Bien que conservant son prestige immuable, le Derby de la capitale revêt cette saison une dimension tout à fait exceptionnelle. Il faut remonter loin dans nos mémoires pour retrouver une telle intensité dans la course au titre, mettant aux prises les deux géants du football tunisien : l’Espérance Sportive de Tunis, championne en titre en quête de son 35ème sacre, et le Club Africain, dont la soif de trophée n’a jamais été aussi ardente pour briguer un 14ème titre historique.
Ce choc, dont le coup d’envoi sera donné ce dimanche 10 mai à 16h00 au Stade Hamadi Agrebi de Radès, s’annonce comme une véritable finale avant l’heure, placée sous le slogan « ça passe ou ça casse ».

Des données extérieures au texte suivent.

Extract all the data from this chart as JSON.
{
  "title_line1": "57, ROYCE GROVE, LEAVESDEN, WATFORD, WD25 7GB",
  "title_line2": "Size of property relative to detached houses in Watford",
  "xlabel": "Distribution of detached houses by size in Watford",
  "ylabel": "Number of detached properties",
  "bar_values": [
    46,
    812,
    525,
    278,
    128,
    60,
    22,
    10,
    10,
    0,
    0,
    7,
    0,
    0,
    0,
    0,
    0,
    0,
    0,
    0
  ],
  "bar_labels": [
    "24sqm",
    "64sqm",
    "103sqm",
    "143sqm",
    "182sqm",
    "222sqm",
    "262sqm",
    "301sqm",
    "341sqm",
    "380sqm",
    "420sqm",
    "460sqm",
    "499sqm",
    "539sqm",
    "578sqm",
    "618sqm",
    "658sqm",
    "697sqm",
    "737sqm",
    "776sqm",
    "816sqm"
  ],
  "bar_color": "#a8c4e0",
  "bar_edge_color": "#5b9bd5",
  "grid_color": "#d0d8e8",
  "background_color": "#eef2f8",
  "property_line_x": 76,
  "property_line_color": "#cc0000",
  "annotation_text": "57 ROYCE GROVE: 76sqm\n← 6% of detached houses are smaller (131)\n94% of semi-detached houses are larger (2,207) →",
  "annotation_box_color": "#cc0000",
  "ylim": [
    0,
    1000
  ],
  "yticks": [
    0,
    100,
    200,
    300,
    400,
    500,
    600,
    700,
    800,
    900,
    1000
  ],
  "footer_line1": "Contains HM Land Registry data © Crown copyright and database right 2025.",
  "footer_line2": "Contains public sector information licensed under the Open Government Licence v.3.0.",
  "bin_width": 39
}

CA : Le rendez-vous avec l’histoire
Actuel leader avec deux points d’avance à seulement deux journées de la fin, le Club Africain aborde ce tournant historique dans une position de force comptable. Sous la houlette de Faouzi Benzarti, nommé en janvier dernier pour insuffler un esprit de gagneur, les Rouge et Blanc ont réalisé un parcours exemplaire malgré quelques irrégularités récentes, notamment le nul concédé face à l’AS Soliman. Pour les Clubistes, l’équation est simple : une victoire aujourd’hui face au rival de toujours scellerait définitivement le sort du championnat et ramènerait le titre à Bab Jedid après des années d’attente, de passion et de patience.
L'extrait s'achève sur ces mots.